Vier von ihnen beschuldigen Gunaydin, die Opfer getötet zu haben. Sie hätten wegen seiner Verbindungen zur Polizei und zur Mafia sowie aufgrund seiner Drohungen gegen ihre Familien Angst gehabt. Erstmals wurden die mutmasslichen Komplizen Kursat Kocadag und Mahmet Gokce in Anwesenheit der übrigen Angeklagten vernommen. Sie konnten jedoch, wie der Informationsdienst Compass Direct berichtet, die Widersprüche in den Aussagen der Angeklagten nicht aufklären.
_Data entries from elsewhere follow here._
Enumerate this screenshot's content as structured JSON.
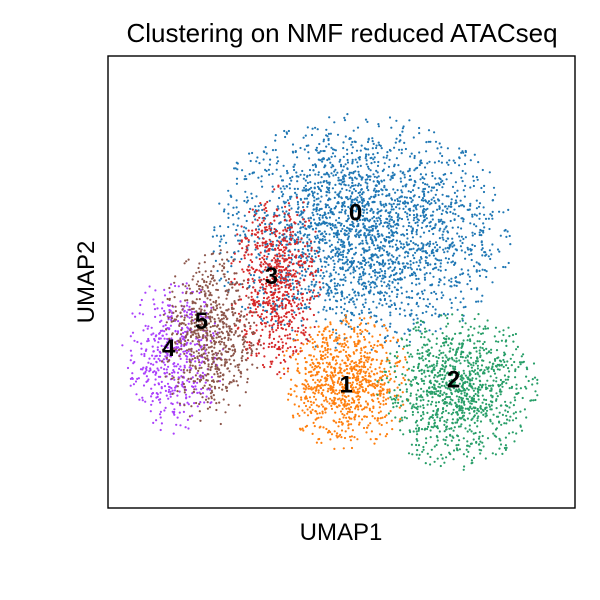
{
  "chart_data": {
    "type": "scatter",
    "title": "Clustering on NMF reduced ATACseq",
    "xlabel": "UMAP1",
    "ylabel": "UMAP2",
    "grid": false,
    "legend": "on data",
    "xlim": [
      0,
      100
    ],
    "ylim": [
      0,
      100
    ],
    "clusters": [
      {
        "label": "0",
        "color": "#1f77b4",
        "center": [
          54,
          61
        ],
        "spread": [
          15,
          12
        ],
        "count": 2600
      },
      {
        "label": "1",
        "color": "#ff7f0e",
        "center": [
          51,
          28
        ],
        "spread": [
          6.5,
          7
        ],
        "count": 900
      },
      {
        "label": "2",
        "color": "#279e68",
        "center": [
          75,
          26
        ],
        "spread": [
          8,
          8
        ],
        "count": 1100
      },
      {
        "label": "3",
        "color": "#d62728",
        "center": [
          36,
          50
        ],
        "spread": [
          4.5,
          10
        ],
        "count": 700
      },
      {
        "label": "4",
        "color": "#aa40fc",
        "center": [
          14,
          34
        ],
        "spread": [
          5,
          8
        ],
        "count": 500
      },
      {
        "label": "5",
        "color": "#8c564b",
        "center": [
          22,
          38
        ],
        "spread": [
          5,
          9
        ],
        "count": 700
      }
    ],
    "labels": [
      {
        "text": "0",
        "x": 53,
        "y": 65
      },
      {
        "text": "1",
        "x": 51,
        "y": 27
      },
      {
        "text": "2",
        "x": 74,
        "y": 28
      },
      {
        "text": "3",
        "x": 35,
        "y": 51
      },
      {
        "text": "4",
        "x": 13,
        "y": 35
      },
      {
        "text": "5",
        "x": 20,
        "y": 41
      }
    ]
  }
}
Gunaydin weigere sich zudem, auf Fragen der Nebenkläger zu antworten.

Laut Compass Direct gibt es Vermutungen, dass hinter dem Angriff auf die christlichen Verlagsangestellten einflussreiche Angehörige der Sicherheitsbehörden stünden. So habe der Religionswissenschaftler Ruhi Abat von der Inönü-Universität in Malatya zu Protokoll gegeben, dass er im Jahr 2003 in Kontakt zu Militäroffizieren und Angehörigen der Gendarmerie gestanden habe. Er habe ihnen geholfen, Aktivitäten christlicher „Missionare“ in der Region zu erforschen und zu überwachen.